Giulio Meotti
Giulio Meottiצילום: עצמי

"The terrorist attacks and intimidation will continue, but the postmodern technological societies will consider themselves so strong, their capacity for cultural absorption so extensive, that nothing will prevent them from believing that they can also assimilate the terrorist act as is already done with car accidents. and natural disasters. The most likely scenario will be one in which nothing happens and everything continues like this, with the internal fracture of the West, the birth of two parallel societies, the continuous debasement of culture, up to its irrelevance.

"We will entrench ourselves even further behind our illusory Maginot lines, distracting ourselves with the psychodramas of America’s racism in Ferguson, the correct spelling in gender identity documents, bathrooms for transsexuals and celebrity gossip. Radical Islam knows that as long as it avoids another great massacre such as 9/11, it can continue to take away some human lives and undermine the West without waking it from sleep”.

Four years ago, this is how I ended my book, “The Suicide of Western Culture”. I thought about these words when I read the recent news from France.

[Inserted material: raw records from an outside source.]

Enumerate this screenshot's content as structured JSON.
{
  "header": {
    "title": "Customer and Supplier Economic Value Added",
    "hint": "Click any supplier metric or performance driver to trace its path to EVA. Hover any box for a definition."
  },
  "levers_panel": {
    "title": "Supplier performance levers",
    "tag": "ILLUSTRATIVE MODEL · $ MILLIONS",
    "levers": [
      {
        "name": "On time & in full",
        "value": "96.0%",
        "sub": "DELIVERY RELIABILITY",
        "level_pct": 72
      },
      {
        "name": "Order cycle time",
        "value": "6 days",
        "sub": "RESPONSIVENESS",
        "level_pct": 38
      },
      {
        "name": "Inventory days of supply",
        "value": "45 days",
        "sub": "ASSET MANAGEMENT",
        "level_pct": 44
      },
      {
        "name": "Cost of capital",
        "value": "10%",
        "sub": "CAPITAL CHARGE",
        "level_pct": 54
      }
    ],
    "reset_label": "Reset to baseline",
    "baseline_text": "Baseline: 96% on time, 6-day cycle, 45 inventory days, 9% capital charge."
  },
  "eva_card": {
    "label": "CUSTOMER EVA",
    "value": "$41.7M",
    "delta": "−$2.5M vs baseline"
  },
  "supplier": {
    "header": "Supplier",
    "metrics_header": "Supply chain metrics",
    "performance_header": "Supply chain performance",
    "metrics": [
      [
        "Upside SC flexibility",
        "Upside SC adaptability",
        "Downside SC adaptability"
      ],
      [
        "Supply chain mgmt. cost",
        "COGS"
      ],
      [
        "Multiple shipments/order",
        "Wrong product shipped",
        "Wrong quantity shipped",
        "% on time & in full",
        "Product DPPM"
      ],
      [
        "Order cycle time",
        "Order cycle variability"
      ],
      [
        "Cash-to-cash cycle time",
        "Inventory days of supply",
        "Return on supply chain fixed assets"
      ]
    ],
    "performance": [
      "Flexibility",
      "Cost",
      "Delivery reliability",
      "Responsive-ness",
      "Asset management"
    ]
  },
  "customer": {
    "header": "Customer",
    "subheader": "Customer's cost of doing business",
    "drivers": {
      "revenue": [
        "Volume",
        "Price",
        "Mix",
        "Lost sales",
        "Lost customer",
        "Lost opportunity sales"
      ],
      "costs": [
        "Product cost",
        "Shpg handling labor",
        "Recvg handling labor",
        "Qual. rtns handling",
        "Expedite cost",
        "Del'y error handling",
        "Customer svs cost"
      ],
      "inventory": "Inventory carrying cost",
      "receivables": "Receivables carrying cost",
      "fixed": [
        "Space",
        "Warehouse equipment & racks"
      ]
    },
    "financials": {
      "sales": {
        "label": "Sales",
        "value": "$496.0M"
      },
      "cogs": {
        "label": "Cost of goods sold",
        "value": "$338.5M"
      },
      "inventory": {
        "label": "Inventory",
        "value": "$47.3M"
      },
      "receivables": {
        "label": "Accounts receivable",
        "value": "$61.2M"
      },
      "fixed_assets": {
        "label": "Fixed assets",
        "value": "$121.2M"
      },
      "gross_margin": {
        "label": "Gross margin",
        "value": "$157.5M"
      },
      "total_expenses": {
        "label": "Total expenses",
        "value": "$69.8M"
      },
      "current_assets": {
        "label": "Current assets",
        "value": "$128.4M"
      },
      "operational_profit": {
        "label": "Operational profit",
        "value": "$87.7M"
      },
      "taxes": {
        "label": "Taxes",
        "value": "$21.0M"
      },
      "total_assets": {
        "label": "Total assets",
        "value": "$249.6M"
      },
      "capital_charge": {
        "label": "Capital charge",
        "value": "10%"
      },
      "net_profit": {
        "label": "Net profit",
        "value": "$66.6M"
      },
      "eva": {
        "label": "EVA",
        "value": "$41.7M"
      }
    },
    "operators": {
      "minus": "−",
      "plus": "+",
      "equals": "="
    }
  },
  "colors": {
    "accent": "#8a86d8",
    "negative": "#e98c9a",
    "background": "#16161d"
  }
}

What would have happened if, in France, a Muslim doctor, in front of his children's school, had been stabbed to death by a Christian shouting "Jesus is great"? We can imagine the political class, the newspapers and the so-called "intellectuals". In a reversal of roles, it has happened, but the political class, the newspapers and the so-called "intellectuals" have not talked at all about this item of news.

"The death of Alban Gervaise relegated to the pages of various news outlets". Thus the Causeur magazine summarizes the ghastly story from Marseille. Military doctor Alban Gervaise was stabbed in the throat a dozen times while his murderer cried "Allahu Akbar" as the doctor went to bring his 3 and 7-year-old children to their Catholic school. The attacker's name is Mohammed.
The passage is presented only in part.